Workers are accustomed to seeing notices concerning the Family and Medical Leave Act or the Civil Rights Act posted in an office kitchen or near a water cooler. These notices have something in common: Congress enacted legislation requiring employers to post them. Congress took the affirmative step to enact the language, and it delegated power to the NLRB to carry out the rules. The proposed posting of unionization rights has no such approval from Congress. But lack of authority, whether congressional or constitutional, doesn’t seem to deter the president. (Indeed, Becker’s appointment to the NLRB is dubious. After the Senate blocked the nomination of the former counsel to the AFL-CIO and the SEIU, President Obama made a recess appointment.)
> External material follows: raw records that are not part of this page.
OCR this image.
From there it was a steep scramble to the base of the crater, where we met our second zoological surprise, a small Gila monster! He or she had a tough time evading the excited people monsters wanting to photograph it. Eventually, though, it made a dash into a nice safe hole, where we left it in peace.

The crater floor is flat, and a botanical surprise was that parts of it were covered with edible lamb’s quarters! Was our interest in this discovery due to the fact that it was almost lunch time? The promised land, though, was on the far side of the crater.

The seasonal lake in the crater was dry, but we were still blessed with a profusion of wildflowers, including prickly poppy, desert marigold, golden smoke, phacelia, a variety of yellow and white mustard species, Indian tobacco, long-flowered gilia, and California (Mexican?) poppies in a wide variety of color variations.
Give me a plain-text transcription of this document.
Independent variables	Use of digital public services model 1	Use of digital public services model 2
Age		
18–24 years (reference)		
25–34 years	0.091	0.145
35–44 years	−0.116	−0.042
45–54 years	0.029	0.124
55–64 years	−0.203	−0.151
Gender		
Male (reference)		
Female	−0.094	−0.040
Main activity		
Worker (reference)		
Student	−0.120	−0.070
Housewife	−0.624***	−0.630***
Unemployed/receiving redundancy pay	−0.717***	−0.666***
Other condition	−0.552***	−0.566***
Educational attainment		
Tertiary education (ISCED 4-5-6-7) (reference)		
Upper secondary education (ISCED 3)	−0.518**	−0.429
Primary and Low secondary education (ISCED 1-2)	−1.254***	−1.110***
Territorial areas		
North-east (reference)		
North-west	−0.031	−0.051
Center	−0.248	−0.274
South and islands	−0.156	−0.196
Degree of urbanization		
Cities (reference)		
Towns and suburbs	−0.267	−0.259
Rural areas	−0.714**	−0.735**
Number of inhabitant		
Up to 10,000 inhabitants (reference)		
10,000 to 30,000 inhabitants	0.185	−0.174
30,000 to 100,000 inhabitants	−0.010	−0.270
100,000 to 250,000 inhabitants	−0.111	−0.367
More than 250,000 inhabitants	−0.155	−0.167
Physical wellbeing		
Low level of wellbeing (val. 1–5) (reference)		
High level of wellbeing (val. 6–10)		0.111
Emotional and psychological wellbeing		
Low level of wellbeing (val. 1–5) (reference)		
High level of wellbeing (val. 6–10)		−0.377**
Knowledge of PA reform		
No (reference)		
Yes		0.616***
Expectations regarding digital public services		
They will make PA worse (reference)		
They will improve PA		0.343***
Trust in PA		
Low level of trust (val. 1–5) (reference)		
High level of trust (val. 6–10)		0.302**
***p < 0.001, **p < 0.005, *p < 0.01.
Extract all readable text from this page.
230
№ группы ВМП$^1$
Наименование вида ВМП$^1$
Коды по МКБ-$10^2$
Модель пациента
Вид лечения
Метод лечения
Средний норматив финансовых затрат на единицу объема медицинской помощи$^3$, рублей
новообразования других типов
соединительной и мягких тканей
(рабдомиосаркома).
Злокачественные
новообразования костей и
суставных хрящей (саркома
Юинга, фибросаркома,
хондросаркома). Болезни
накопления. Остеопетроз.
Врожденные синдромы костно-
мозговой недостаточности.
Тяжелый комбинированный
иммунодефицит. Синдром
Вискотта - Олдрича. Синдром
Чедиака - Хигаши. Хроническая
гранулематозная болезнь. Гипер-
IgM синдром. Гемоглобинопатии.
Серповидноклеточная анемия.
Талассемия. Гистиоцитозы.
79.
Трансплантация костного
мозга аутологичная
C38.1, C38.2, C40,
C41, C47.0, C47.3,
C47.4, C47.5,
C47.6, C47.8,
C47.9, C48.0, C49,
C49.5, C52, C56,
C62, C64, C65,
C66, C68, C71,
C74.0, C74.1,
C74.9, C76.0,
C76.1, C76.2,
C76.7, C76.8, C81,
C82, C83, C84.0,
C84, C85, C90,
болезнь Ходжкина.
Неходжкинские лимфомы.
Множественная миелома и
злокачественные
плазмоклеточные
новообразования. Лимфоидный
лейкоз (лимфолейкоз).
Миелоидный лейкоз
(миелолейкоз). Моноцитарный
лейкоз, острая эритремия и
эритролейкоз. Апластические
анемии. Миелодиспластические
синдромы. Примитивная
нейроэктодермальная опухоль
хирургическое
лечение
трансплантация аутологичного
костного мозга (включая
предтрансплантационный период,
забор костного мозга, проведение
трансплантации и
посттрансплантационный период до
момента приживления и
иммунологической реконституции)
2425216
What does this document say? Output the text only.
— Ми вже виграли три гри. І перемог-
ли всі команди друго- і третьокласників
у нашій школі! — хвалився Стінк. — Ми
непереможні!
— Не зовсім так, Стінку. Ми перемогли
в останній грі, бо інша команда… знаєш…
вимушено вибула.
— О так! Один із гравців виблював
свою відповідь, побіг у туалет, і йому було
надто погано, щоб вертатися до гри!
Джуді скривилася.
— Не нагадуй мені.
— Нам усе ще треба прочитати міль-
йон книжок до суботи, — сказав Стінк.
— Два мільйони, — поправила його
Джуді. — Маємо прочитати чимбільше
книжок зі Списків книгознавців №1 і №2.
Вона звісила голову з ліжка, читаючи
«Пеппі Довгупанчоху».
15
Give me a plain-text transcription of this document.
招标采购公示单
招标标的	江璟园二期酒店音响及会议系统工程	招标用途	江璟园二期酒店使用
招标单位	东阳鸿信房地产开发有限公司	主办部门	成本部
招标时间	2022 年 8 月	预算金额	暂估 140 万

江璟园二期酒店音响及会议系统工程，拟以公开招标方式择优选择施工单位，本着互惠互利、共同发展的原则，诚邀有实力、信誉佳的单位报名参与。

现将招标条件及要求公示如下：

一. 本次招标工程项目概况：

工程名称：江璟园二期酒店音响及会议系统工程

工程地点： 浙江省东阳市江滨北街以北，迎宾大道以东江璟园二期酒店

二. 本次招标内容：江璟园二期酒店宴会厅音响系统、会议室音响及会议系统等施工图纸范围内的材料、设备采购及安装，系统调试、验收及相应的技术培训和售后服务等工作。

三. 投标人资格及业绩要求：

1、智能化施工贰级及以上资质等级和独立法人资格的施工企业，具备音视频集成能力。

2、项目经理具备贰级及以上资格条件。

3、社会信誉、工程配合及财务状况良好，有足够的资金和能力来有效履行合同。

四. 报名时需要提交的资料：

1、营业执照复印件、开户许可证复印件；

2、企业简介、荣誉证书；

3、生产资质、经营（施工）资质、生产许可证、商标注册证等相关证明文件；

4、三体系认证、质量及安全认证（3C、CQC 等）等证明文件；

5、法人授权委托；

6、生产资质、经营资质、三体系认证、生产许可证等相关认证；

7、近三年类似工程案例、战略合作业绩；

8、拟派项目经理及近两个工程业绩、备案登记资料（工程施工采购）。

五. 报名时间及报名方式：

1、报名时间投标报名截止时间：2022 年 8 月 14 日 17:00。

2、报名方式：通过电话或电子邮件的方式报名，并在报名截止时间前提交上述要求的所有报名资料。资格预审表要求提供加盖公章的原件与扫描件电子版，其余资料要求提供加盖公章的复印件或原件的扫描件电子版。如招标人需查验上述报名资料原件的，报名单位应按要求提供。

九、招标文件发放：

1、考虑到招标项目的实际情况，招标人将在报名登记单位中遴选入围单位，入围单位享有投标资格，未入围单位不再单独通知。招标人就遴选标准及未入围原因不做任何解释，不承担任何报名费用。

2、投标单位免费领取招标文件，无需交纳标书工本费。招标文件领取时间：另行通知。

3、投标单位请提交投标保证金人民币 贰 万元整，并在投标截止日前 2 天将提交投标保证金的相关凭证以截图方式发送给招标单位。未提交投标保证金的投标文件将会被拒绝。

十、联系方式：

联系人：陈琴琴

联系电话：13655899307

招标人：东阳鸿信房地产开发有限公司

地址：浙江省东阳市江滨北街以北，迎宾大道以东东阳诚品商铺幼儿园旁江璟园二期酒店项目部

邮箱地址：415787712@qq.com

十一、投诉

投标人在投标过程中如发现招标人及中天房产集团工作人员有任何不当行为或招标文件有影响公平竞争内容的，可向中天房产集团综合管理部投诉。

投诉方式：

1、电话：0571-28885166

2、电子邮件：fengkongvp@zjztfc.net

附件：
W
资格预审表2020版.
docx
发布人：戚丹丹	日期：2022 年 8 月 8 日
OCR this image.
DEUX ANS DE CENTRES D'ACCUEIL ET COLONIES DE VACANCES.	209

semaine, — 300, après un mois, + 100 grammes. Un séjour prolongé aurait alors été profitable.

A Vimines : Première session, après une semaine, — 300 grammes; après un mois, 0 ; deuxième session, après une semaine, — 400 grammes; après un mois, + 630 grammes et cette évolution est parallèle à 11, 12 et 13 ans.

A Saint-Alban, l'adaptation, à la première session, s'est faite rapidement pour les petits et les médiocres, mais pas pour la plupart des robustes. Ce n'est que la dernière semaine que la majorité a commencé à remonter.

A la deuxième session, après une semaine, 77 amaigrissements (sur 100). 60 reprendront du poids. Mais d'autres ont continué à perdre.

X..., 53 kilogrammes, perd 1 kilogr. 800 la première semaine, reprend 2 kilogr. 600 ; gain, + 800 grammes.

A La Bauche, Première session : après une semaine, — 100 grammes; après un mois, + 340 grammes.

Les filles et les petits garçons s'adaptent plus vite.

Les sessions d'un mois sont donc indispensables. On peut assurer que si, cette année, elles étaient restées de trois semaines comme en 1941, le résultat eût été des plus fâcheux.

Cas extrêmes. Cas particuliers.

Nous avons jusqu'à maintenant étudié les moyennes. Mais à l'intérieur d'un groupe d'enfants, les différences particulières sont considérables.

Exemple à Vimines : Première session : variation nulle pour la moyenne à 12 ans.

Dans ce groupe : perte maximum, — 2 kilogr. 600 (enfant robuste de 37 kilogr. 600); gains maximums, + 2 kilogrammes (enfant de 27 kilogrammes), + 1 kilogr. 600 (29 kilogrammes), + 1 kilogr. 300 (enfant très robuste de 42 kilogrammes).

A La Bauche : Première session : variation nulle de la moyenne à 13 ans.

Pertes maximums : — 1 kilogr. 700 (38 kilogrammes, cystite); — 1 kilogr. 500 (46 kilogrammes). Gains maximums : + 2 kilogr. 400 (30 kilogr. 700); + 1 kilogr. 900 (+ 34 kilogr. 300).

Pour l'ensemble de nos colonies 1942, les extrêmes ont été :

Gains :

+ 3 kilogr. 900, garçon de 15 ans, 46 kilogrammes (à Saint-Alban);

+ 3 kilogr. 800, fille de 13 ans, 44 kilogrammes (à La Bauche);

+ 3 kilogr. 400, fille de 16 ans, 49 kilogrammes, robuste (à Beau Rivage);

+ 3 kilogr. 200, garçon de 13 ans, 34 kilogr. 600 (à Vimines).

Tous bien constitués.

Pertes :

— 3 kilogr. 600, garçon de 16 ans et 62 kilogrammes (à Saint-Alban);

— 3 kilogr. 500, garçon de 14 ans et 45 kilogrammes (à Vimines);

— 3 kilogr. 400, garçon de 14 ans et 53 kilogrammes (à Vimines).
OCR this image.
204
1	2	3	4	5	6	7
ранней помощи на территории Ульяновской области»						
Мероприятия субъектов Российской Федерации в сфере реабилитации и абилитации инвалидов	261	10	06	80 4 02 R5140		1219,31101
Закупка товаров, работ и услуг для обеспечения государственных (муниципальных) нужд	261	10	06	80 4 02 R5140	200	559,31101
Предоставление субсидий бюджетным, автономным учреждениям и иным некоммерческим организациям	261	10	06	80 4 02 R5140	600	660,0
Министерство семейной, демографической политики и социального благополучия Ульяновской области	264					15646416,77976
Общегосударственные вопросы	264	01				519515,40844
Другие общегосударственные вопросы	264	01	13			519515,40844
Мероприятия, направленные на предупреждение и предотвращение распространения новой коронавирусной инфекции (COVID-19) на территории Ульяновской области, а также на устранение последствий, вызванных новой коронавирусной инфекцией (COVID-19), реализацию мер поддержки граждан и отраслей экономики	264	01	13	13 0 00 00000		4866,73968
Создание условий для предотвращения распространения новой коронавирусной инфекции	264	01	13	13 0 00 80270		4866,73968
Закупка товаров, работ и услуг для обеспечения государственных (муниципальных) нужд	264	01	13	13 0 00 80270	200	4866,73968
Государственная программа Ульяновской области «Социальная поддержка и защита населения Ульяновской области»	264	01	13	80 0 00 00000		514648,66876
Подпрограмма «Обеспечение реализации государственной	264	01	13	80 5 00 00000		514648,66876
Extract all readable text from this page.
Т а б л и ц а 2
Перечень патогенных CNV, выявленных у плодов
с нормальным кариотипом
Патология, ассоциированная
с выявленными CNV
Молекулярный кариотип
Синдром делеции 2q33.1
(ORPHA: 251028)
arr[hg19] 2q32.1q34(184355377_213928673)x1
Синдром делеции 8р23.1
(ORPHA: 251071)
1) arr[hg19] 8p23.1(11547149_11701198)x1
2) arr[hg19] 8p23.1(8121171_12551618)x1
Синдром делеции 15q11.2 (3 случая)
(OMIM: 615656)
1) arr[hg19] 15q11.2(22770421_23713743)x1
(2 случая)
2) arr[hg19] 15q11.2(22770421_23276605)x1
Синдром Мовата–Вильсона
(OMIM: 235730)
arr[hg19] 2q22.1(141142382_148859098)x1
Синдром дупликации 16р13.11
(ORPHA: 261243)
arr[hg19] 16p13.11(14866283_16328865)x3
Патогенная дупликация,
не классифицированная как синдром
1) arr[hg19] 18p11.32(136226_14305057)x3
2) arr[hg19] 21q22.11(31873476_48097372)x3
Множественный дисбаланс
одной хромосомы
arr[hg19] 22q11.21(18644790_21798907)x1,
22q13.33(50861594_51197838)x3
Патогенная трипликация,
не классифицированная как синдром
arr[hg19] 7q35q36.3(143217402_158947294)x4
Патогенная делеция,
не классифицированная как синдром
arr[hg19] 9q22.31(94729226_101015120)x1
As G. Roger King, a labor lawyer and partner at Jones Day, recently testified, “[I]t is questionable whether the Board has the authority to engage in rulemaking to require notice posting, particularly where Congress has explicitly required notice posting in other statutes.” If it is permitted to act without the necessary legislative authorization, who knows what the NLRB, an unelected and unaccountable body, could push in the way of politically convenient notice and posting requirements for employers?

Not to give the administration any ideas, but the president’s health-care overhaul included requirements that most employers provide their employees with health insurance (the employer mandate). The legislation contained no posting requirement for employers, but this wouldn’t necessarily stop the NLRB from imposing new standards. The board, operating with only two confirmed members and just one Republican appointee, is starting to push the outer boundaries of direct political activism on behalf of Big Labor.

After the defeats at the ballot box last November, the president must have recognized that amending labor law in an attempt to bolster private-sector unions would go nowhere in Congress. The more convenient approach is to task the NLRB and Mr. Becker, who also bypassed congressional approval, with implementing a nationwide unionization push.

This push is even more politically transparent if one examines the details of the proposed posting. Instead of a full listing of federal labor rights, the proposed rule omits right-to-work provisions and special protections that allow workers to file union-decertification petitions. The NLRB was happy to include only pro-union language in a naked attempt to help its “friends.” The board even admits that it got the idea for the new rule from the writings of two liberal law professors, Peter DeChiara and Robert Morris, in the 1990s.

Almost 90 percent of the nation’s workers aren’t in a union, a figure that continues to rise, gradually eroding the president’s political base. To combat this trend, thwarting legislative majorities in the Midwest and circumventing legal procedures in D.C. are simply matters of political convenience for the president and his Democratic allies.

The president is attempting to prove that he and his allies can out-regulate, out-shout, and out-demonstrate the voters in Wisconsin, Indiana, and Ohio. If the last two years have proven anything, it is that attempting to return the government to the size and roles that taxpayers desire is worth the fight.

— Sam Batkins is the coordinator for regulatory issues at the American Action Forum.